Some more OLPC XO notes

Here are a few random notes about the XO, after a day of playing with it: It’s heavier than I thought it was going to be. If I had to guess, I would say that combining the need to be robust enough for kids, with the need to be inexpensive, probably means that it was … Continue reading “Some more OLPC XO notes”

Here are a few random notes about the XO, after a day of playing with it:

  • It’s heavier than I thought it was going to be. If I had to guess, I would say that combining the need to be robust enough for kids, with the need to be inexpensive, probably means that it was bound to be heavy. It would really be too heavy to be an eBook reader, if I wasn’t pudgy enough to have a “belly shelf” to put it on. 😉
     
  • The keyboard is too small to type on. It is, of course, too small for my adult hands, but it even seemed small when my 11 year-old nephew was playing with it. I understand that the size (and the lime-green color) were intended to make it less appealing to adult thieves. I guess will see. To me it’s no worse than learning the Treo or the iPod Touch keyboards. In this case, 2 fingers from each hand + the right thumb on the space bar is working for me.
     
  • There’s something odd about the trackpad. It seems to get in a mode where it causes the cursor to jump to one corner of the screen every time you lift your finger off the surface. Whatever it is, Jeff noticed the problem on his as well, so it’s not a hardware problem with mine.
     
  • FBReader works better than I thought it would. I installed it by finding an RPM that started with “fbreader” at http://mirrors.kernel.org/fedora/updates/7/i386/ and then getting it with a command like:
        rpm -ivh http://mirrors.kernel.org/fedora/updates/7/i386/fbreader...
    

    (Note: You probably have to be su’ed to do that.)
    To start it, you type “FBReader” at the shell prompt. To exit, you hit “cntrl-Q”. The default font, font sizes, margin spacing, and keybindings all need to be adjusted on first use, but the values are remembered so it’s not a big deal. It may just be personal taste, but I find the resulting experience to be more pleasing than using the built in PDF reader. In any case, it’s certainly faster.
     

  • The SD slot seems to work fine. The way I tested FBReader was by sticking in an old 256Meg SD card I had used with one of my previous Palms, which was full of eBooks. It mounted as “/media/SD256” (because the volume label was “SD256”), and when I told FBReader that “/media/SD256/palm/Books” was on the library path it found the 4 unencrypted DOC format books that were there.
     
  • Wireless is definitely an issue. After several hours of attempting to get it to connect via WEP to my Airport Extreme, including following the instructions of people who have gotten it to work, I have given up.
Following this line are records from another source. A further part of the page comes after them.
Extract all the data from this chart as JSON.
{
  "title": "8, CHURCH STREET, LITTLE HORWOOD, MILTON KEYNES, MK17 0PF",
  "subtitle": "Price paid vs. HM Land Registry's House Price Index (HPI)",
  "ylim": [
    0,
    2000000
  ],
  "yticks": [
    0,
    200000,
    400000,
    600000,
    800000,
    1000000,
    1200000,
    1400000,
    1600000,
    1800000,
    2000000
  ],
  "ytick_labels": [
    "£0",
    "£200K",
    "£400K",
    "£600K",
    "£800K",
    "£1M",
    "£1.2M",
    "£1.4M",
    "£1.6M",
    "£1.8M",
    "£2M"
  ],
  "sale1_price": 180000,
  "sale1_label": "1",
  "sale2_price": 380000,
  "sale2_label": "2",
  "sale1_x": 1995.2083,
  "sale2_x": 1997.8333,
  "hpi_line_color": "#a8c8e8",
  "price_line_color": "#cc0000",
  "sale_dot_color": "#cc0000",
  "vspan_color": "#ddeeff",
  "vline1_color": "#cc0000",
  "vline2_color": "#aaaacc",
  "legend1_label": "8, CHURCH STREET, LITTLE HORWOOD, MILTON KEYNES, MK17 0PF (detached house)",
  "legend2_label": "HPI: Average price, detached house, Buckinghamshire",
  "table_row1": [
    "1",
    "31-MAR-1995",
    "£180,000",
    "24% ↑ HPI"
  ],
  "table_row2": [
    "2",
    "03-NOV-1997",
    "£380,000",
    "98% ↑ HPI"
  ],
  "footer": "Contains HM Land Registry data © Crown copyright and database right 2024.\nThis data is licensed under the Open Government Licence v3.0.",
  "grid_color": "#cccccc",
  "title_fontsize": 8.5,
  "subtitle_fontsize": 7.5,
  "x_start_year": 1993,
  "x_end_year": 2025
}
The claim is that the XO can’t speak WPA yet, but there also seems to be a counter-example. I may switch over to WPA and try that, but for now I just stuck a Linksys “USB200M ver.2” USB-to-wired-ethernet adapter into one of the USB ports. This worked without problem, and at least seems to be faster than using wireless anyway.
     

4 thoughts on “Some more OLPC XO notes”

  1. The trackpad is a known issue that’s been fixed.
    http://tinyurl.com/3y5tzr

    I had the opposite problem with wireless. I gave up on WPA2 and switched my network to WEP instead. I’m on the shipped build 650.

    WPA does work in latter builds and the plan is to have it working for update.1

  2. I’ve managed to get my XO to work with my Airport Extreme & WPA2 by upgrading the XO image to 653 (http://wiki.laptop.org/go/Activated_Upgrade) and using the Wpa.sh script (http://wiki.laptop.org/images/4/44/Wpa.sh) described at http://wiki.laptop.org/go/WPA_Manual_Setting

    I also had to open the wireless network (broadcast SSID), which was a little annoying. Generally, it’s working well, but I’m prompted for a password on initial association. Cancelling that, switching to the network view and clicking on the icon for my AP seems to do the trick.

  3. I tried upgrading to 653, but still had no joy with WEP. I guess I’ll wait for the next official build before I try again. The USB-to-wired-ethernet adaptor is working well enough for now.

  4. So, I couldn’t take it. I flipped my network over to WPA, ran the Wpa.sh script, rebooted and… it worked. I’m happily entering this over wireless.